Bedî‘ ilminde lafız, mâna ve vezin arasında uygunluk bulunması sanatı.

Sözlükte “uyuşma, kaynaşma, uyum ve uygunluk” anlamına gelen îtilâf (i’tilâf) belâgat ilminin bedî‘ bahsinde yer alan bir terimdir. Buna tenâsüb, münâsebet, tevfîk, telfîk, mürâât-ı nazîr ve muvâfakat adları da verilmiştir (Teftâzânî, el-Muŧavvel, s. 380). Sözün etkisini arttırmak için lafızla mâna (şiirde buna vezin de dahildir) arasında uyum bulunmasını ve özellikle hitabete dayalı ifadelerde (inşad, nutuk vb.) sesle âhengin anlamı tamamlayacak biçimde düzenlenmesini esas alan itilâf belâgatın şartlarından sayılmış ve bir ifadede itilâfın varlığından ziyade yokluğu dikkat çekmiştir. Bişr b. Mu‘temir, belâgat ve hitâbet sanatına dair eś-Śaĥîfe’sinde, “Şerif mânaya şerif lafız seç” diyerek (Câhiz, Kitâbü’l-Beyân ve’t-tebyîn, I, 136) lafızla mâna arasında uyum bulunması gerektiğine işaret etmiş, daha sonra Câhiz her ortama has bir lafız olabileceğini söylemiştir (el-Ĥayevân, III, 39). Merzûkī ise lafızların anlamlara uygunluğunu güzel şiirin temel şartlarından saymıştır. Naķdü’ş-şiǾr adlı eserini itilâf kavramı üzerine temellendiren Kudâme b. Ca‘fer lafzın mânaya ve vezne, mânanın vezin ve kafiyeye uyumu olmak üzere itilâfın dört türünü ayrıntılı bir şekilde incelemiştir. Daha sonra bedî‘ ilminde itilâf konusu altı tür halinde ele alınmış, bedîiyyât sahipleri bu türlerden her birini ayrı bir edebî sanat şeklinde değerlendirmiştir. Buna bağlı olarak Türkçe belâgat kitaplarında itilâf farklı isimlerle (mürâât-ı nazîr, muvâfakat vb.) yer aldığı gibi benzer bazı sanatlar da (tenâsüp vb.) itilâfla karıştırılarak anlatılmıştır. Divan edebiyatının kuralcı yapısı, şiir dilinin ayrıntılı işlenmişliği, kalıplaşmış mazmunlar ve mecazlar dünyası pek çok şair için itilâfı bir sanattan öte bir üslûp özelliği haline getirmiş ve ustalıklı şiirin vazgeçilmez şartları arasına sokmuştur.
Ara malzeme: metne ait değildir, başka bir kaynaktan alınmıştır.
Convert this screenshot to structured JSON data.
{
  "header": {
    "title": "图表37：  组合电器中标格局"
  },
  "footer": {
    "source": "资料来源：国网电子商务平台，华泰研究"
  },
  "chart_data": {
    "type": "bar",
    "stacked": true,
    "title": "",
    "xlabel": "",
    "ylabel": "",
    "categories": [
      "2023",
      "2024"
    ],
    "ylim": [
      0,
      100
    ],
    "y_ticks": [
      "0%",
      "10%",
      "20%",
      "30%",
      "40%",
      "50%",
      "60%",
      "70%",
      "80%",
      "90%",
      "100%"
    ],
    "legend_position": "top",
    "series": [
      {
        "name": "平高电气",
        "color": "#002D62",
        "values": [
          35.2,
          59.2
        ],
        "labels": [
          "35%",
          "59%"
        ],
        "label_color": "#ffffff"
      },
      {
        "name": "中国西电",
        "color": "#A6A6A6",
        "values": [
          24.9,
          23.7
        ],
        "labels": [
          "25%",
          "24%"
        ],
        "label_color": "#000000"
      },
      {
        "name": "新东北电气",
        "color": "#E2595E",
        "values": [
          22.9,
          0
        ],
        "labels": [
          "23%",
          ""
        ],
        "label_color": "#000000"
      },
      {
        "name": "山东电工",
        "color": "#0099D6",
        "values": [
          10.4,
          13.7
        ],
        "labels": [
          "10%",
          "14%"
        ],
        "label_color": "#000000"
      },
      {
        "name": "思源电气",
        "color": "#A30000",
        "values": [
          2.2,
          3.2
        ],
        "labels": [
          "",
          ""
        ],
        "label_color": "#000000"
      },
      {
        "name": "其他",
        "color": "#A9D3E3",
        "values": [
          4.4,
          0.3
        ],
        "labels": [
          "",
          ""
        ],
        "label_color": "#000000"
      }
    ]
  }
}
Belâgat esaslarına göre itilâfın tasnifi şu şekilde yapılmaktadır:

Lafzın Mânaya Uyumu. Kelime ve terkiplerin anlam ve konuya uygun biçimde seçilmesidir. Sözün anlamını bilmeyen kimse bile onu oluşturan kelimelerin söylenişinden anlamını sezebilir. Meselâ bir savaş tasvir ediliyorsa söylenişi sert ve çetin kelimelerin (celâdet, gazanfer, savlet, rahşan, tekbir vb.), bir hüzün, aşk veya matem anlatılıyorsa söylenişi yumuşak, sessiz ve sâkin kelimelerin (tebessüm, gül, naz, elem, âh, merhamet vb.) seçilmesi bu tür uyumun gereğidir. Kur’ân-ı Kerîm’de bununla ilgili pek çok örnek bulunmaktadır. “ والقوه فى غيابت الجبّ” (Onu kuyunun derinliklerine bırakın [Yûsuf 12/10]) âyetinde, Hz. Yûsuf’un atıldığı kuyunun derinliğini ve karanlığını “gayâbe” kelimesinin telaffuzundan, böyle bir kuyunun içine düşen bir şeyin çıkardığı ses “cübb” kelimesinin söylenişinden âdeta duyulur ve görülür gibi anlaşılmaktadır.” مذبذبين بين ذلك “(Münafıklar müminlerle kâfirler arasında bocalayıp dururlar [Nisâ 4/143]) âyetinde de “müzebzebîn” kelimesinin söylenişinde münafıkların kararsız ruh halleri, ordan oraya koşuşturmaları ve hatta ayak sesleri duyulur gibidir. Kur’ân-ı Kerîm’in bu yüksek belâgatı şairlerce de örnek alınmış ve şiirde lafızla mâna itilâfına özen gösterilmiştir. Nef‘î’nin, “Evc-i havâda sıyt-ı çekâçâk-ı tîğden / Âvâz-ı ra‘d u sâika rehgümkünân olur” beytinde kılıç şakırtılarının çıkardığı seslerden dolayı gök gürültüsü ve yıldırımların bile yollarını şaşırdıklarını anlatmak üzere “evc, sıyt, çekâçâk, tîğ, âvâz, ra‘d, sâika, rehgümkünân” gibi konuya uygun kelimeleri seçmesi; Fuzûlî’nin bir aşk neşîdesi sayılabilecek ünlü mütekerrir murabbaındaki, “Gözüm cânım efendim sevdiğim devletlü sultanım” nakarat mısraı da aynı derecede rakīk ve aşk anlatımına uygun bir itilâf örneğidir.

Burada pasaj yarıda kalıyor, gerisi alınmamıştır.